In FY20, purchases of stock-in-trade increased by 63% to INR 347.32 Cr, which is the primary expense for the company. Besides this, cost of materials consumed rose by 42% to INR 17 Cr; employee benefits expense increased by 67% to INR 59 Cr, with similar increases in spending on rent, fuel, legal and advertising services and depreciation, depletion and amortisation expense.

B2B Opportunity On The Rise For Moglix & Co

Founded by Rahul Garg in 2015, Moglix procures and supplies safety tools, equipment, hardware, office supplies and more to manufacturers and other businesses. While it’s primarily a B2B company catering to institutional customers, Moglix also works with individual customers in the manufacturing sector.

Moglix is one of the emerging players in India’s growing B2B ecommerce market, which according to some estimates, offers a $60 Bn revenue opportunity. The company counts investors such as Tiger Global, Accel Partners, Jungle Ventures, Venture Highway and International Finance Corporation (IFC), Shailesh Rao and InnoVen Capital as its existing backers and has raised $102.2 Mn till date.

The revenue potential in the sector is amplified with the Indian government’s policy moves, as it has allowed up to 100% FDI in B2B ecommerce marketplace models. Moglix competes with the likes of NSE-listed IndiaMART, Bengaluru-based Udaan, Infra.Market, Power2SME among others in this tightly contested space. In comparison to Moglix, IndiaMART reported operating revenue of INR 623.51 Cr in FY20, with a profit of just over INR 146 CR. 

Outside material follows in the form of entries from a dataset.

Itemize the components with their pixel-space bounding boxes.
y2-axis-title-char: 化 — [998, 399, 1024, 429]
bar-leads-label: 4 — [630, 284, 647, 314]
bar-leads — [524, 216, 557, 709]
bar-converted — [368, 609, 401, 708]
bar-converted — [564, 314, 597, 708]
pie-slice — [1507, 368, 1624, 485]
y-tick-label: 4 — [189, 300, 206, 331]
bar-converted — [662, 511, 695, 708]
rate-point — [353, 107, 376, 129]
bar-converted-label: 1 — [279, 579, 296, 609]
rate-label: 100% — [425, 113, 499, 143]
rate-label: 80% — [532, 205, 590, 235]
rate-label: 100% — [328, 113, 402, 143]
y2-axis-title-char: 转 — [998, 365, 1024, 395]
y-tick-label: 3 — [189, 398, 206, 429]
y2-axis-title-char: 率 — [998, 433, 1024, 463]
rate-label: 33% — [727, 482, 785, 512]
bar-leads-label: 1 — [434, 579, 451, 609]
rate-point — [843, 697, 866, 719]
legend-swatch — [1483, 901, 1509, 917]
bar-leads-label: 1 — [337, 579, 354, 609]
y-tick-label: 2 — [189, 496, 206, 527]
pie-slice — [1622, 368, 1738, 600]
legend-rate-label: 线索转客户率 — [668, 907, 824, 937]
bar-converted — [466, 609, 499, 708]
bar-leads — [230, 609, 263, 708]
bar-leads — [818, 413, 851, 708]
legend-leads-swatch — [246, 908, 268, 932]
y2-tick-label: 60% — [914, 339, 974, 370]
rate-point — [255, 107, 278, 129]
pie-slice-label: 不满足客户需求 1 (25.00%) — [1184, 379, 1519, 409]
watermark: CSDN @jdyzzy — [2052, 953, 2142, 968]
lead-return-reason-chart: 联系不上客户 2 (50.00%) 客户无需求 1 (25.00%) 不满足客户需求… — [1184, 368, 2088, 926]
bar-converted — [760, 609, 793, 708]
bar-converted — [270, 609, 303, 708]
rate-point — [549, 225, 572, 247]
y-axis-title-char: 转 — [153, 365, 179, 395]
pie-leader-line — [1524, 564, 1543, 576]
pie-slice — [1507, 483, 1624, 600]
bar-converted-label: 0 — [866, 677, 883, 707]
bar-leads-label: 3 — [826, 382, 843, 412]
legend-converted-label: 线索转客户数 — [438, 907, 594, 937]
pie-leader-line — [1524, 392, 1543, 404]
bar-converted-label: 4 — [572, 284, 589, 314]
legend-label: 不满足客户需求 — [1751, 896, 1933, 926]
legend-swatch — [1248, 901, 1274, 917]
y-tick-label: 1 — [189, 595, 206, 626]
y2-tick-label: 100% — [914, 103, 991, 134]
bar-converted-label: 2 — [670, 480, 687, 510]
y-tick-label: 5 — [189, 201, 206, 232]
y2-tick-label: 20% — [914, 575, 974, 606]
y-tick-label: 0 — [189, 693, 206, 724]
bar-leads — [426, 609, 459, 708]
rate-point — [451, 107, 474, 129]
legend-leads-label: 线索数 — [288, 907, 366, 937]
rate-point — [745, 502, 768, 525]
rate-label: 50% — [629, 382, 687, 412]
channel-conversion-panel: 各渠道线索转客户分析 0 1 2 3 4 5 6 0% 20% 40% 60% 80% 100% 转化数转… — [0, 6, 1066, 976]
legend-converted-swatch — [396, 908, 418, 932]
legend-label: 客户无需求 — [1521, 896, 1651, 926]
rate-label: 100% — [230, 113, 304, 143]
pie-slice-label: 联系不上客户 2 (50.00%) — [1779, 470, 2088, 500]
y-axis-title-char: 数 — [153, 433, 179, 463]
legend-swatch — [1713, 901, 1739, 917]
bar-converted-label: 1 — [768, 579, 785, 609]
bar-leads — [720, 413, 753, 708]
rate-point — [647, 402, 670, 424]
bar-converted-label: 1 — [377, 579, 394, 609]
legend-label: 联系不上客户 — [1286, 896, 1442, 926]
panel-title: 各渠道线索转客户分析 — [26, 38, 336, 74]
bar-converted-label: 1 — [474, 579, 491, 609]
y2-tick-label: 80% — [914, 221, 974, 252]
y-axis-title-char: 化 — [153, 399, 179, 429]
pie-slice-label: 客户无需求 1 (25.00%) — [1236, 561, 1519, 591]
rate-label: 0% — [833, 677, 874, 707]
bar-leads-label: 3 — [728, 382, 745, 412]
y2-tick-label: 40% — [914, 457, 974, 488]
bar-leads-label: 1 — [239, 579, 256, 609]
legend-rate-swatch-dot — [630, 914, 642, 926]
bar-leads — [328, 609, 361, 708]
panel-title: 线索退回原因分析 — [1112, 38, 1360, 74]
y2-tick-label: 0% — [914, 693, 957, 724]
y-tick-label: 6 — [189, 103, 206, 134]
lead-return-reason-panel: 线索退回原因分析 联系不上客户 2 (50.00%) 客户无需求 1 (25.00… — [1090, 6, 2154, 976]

Domain experts have said that growth in the B2B ecommerce market in the near future will primarily happen due to certain factors such as increasing smartphone and internet penetration, more formalisation due to regulatory changes such as GST, the increasing cost of compliance for offline wholesalers and perhaps most of all, a change in customer preferences due to habits developed amid the Covid-19 pandemic and lockdown last year.

In an interview with Inc42 in 2019, the company’s CEO Rahul Garg had divided a startup’s journey into three stages — growth, transaction-level profitability and company-level profitability — adding that his company was then in its second stage.

“We believe that the transaction level profit every day is very important. If you look at the classical theories of scale and optimisation, there is only a certain size and scale when your costs continually come down before hitting profitability,” Garg had said.